WAXMAN-MARKEY’S ENDANGERMENT MESS
September 11, 2009
Posted by: David Lungren David_Lungren@epw.senate.gov
EPW POLICY BEAT: WAXMAN-MARKEY’S ENDANGERMENT MESS
As EPA prepares to finalize its proposed endangerment finding for greenhouse gases under the Clean Air Act, many are wondering: doesn’t Waxman-Markey take care of that endangerment mess? It’s true that in the bill’s vast wasteland of mandates, restrictions, and controls, there are provisions preempting specific provisions of the Clean Air Act. One such is Section 831, prohibiting EPA from establishing a national ambient air quality standard for greenhouse gas emissions. This is indeed helpful, considering the mess such a standard setting process would cause.
Yet despite this and other narrow preemption provisions, Waxman-Markey is in no way a panacea for endangerment, as there is nothing in the bill that overturns Massachusetts v. EPA, or blocks EPA from making an endangerment finding (not to mention tying the hands of Interior and NOAA on the Endangered Species Act, or preempting GHG regulation under the National Environmental Policy Act). What’s clear is that the bill’s authors attempted to manage some of the potential results of an endangerment finding. But their attempt, while admirable in some respects, in no way prevents a regulatory nightmare from occurring.
What’s more, Waxman-Markey uses existing provisions of the Clean Air Act to drive emissions reductions. In Section 811, EPA is required to utilize Section 111 of the Clean Air Act to impose new source performance standards on certain sources emitting between 10,000 and 25,000 tons of GHG per year. Also, Section 821 explicitly preserves existing Clean Air Act authority for EPA to regulate GHG emissions from mobile sources. And to make matters worse, Section 705f(3)(C) instructs EPA to “develop strategies and approaches for achieving additional reductions” of GHG beyond those established in the act. One would bet the farm that EPA would use this authority to mandate any and all sources not covered under Waxman-Markey, even to invoke Clean Air Act authorities otherwise preempted by the bill.

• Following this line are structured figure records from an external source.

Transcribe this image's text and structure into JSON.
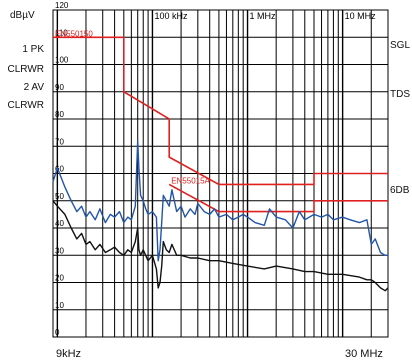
{
  "left_panel": {
    "unit": "dBµV",
    "trace1_name": "1 PK",
    "trace1_mode": "CLRWR",
    "trace2_name": "2 AV",
    "trace2_mode": "CLRWR"
  },
  "right_panel": {
    "label_sgl": "SGL",
    "label_tds": "TDS",
    "label_6db": "6DB"
  },
  "bottom_axis": {
    "start_label": "9kHz",
    "stop_label": "30 MHz"
  },
  "colors": {
    "grid": "#000000",
    "limit": "#e02020",
    "peak": "#2255aa",
    "average": "#111111"
  },
  "chart_data": {
    "type": "line",
    "x_scale": "log",
    "x_unit": "Hz",
    "xlim": [
      9000,
      30000000
    ],
    "ylim": [
      0,
      120
    ],
    "y_ticks": [
      0,
      10,
      20,
      30,
      40,
      50,
      60,
      70,
      80,
      90,
      100,
      110,
      120
    ],
    "x_tick_labels": [
      {
        "label": "100 kHz",
        "x": 100000
      },
      {
        "label": "1 MHz",
        "x": 1000000
      },
      {
        "label": "10 MHz",
        "x": 10000000
      }
    ],
    "limit_lines": [
      {
        "name": "EN55015QP",
        "label": "EN550150",
        "x": [
          9000,
          50000,
          50000,
          150000,
          150000,
          500000,
          500000,
          5000000,
          5000000,
          30000000
        ],
        "y": [
          110,
          110,
          90,
          80,
          66,
          56,
          56,
          56,
          60,
          60
        ]
      },
      {
        "name": "EN55015AV",
        "label": "EN55015A",
        "x": [
          150000,
          500000,
          500000,
          5000000,
          5000000,
          30000000
        ],
        "y": [
          56,
          46,
          46,
          46,
          50,
          50
        ]
      }
    ],
    "series": [
      {
        "name": "1 PK",
        "x": [
          9000,
          10000,
          12000,
          14000,
          16000,
          18000,
          20000,
          22000,
          25000,
          28000,
          32000,
          36000,
          40000,
          45000,
          50000,
          55000,
          60000,
          66000,
          70000,
          72000,
          75000,
          80000,
          85000,
          90000,
          100000,
          110000,
          115000,
          120000,
          125000,
          130000,
          140000,
          150000,
          160000,
          180000,
          200000,
          220000,
          250000,
          280000,
          300000,
          350000,
          400000,
          450000,
          500000,
          600000,
          700000,
          800000,
          900000,
          1000000,
          1200000,
          1500000,
          1700000,
          2000000,
          2500000,
          3000000,
          3500000,
          4000000,
          5000000,
          6000000,
          7000000,
          8000000,
          10000000,
          12000000,
          15000000,
          18000000,
          20000000,
          22000000,
          25000000,
          28000000,
          30000000
        ],
        "y": [
          57,
          62,
          55,
          50,
          46,
          48,
          44,
          46,
          43,
          47,
          42,
          45,
          44,
          46,
          42,
          44,
          43,
          48,
          72,
          62,
          52,
          50,
          47,
          45,
          46,
          44,
          28,
          32,
          42,
          52,
          50,
          48,
          54,
          46,
          48,
          44,
          47,
          45,
          49,
          46,
          45,
          47,
          44,
          45,
          43,
          44,
          45,
          44,
          42,
          41,
          47,
          44,
          43,
          40,
          46,
          43,
          45,
          44,
          45,
          43,
          44,
          43,
          42,
          43,
          34,
          36,
          31,
          30,
          30
        ]
      },
      {
        "name": "2 AV",
        "x": [
          9000,
          10000,
          12000,
          14000,
          16000,
          18000,
          20000,
          22000,
          25000,
          28000,
          32000,
          36000,
          40000,
          45000,
          50000,
          55000,
          60000,
          66000,
          70000,
          72000,
          75000,
          80000,
          90000,
          100000,
          110000,
          115000,
          120000,
          125000,
          130000,
          140000,
          150000,
          160000,
          180000,
          200000,
          250000,
          300000,
          400000,
          500000,
          700000,
          1000000,
          1500000,
          2000000,
          3000000,
          4000000,
          5000000,
          7000000,
          10000000,
          15000000,
          18000000,
          20000000,
          22000000,
          25000000,
          28000000,
          30000000
        ],
        "y": [
          50,
          48,
          45,
          40,
          36,
          38,
          34,
          35,
          32,
          34,
          31,
          32,
          33,
          31,
          30,
          32,
          31,
          35,
          40,
          32,
          30,
          32,
          28,
          30,
          25,
          18,
          20,
          26,
          35,
          32,
          31,
          34,
          30,
          30,
          29,
          29,
          28,
          28,
          27,
          26,
          25,
          26,
          25,
          24,
          24,
          23,
          23,
          22,
          21,
          21,
          20,
          18,
          17,
          18
        ]
      }
    ]
  }
}
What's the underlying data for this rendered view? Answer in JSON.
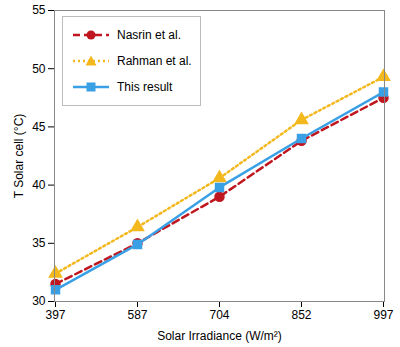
{
  "chart_data": {
    "type": "line",
    "x_label": "Solar Irradiance (W/m²)",
    "y_label": "T Solar cell (°C)",
    "categories": [
      "397",
      "587",
      "704",
      "852",
      "997"
    ],
    "series": [
      {
        "name": "Nasrin et al.",
        "color": "#c0161f",
        "marker": "circle",
        "line_style": "dashed",
        "values": [
          31.5,
          35.0,
          39.0,
          43.8,
          47.5
        ]
      },
      {
        "name": "Rahman et al.",
        "color": "#f2b81d",
        "marker": "triangle",
        "line_style": "dotted",
        "values": [
          32.4,
          36.4,
          40.6,
          45.6,
          49.3
        ]
      },
      {
        "name": "This result",
        "color": "#3aa0e6",
        "marker": "square",
        "line_style": "solid",
        "values": [
          31.0,
          34.9,
          39.8,
          44.0,
          48.0
        ]
      }
    ],
    "ylim": [
      30,
      55
    ],
    "yticks": [
      30,
      35,
      40,
      45,
      50,
      55
    ],
    "grid": false,
    "legend": "top-left"
  }
}
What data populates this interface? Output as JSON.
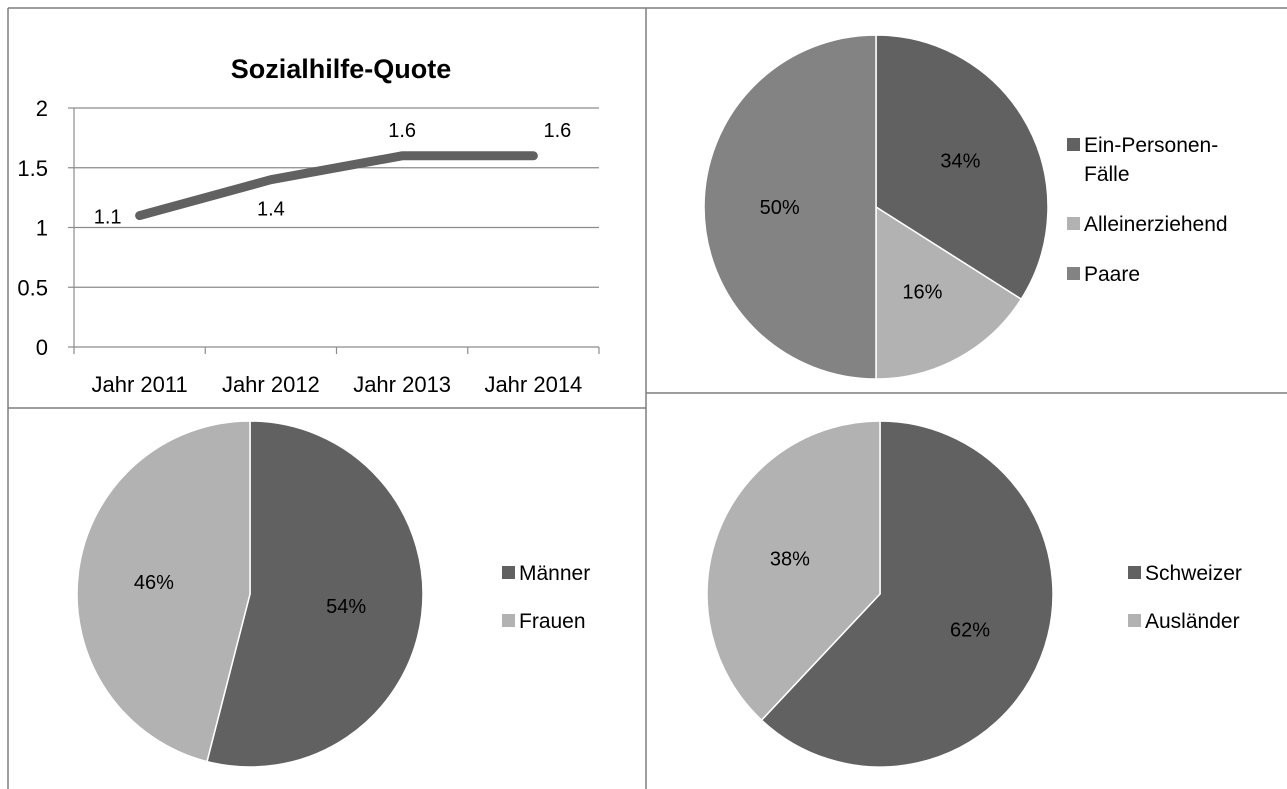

Beyond the Clean Air Act, the bill only temporarily preempts state cap-and-trade regimes. Section 861 says that “no state or political subdivision thereof” shall implement a cap-and-trade system between 2012 and 2017. This explicitly leaves open the possibility of states pursuing cap-and-trade after 2017, and clearly does not preempt regional cap-and-trade programs at any time. And Section 861 explicitly preserves “any other standard, regulation, or program” to reduce GHG at the state level.
These provisions offer a hard lesson for those hawking Waxman-Markey as the trump card for endangerment, or as a “comprehensive” solution to global warming. No one doubts that the endangerment finding will lead to a regulatory miasma. And Waxman-Markey will do nothing to stop it.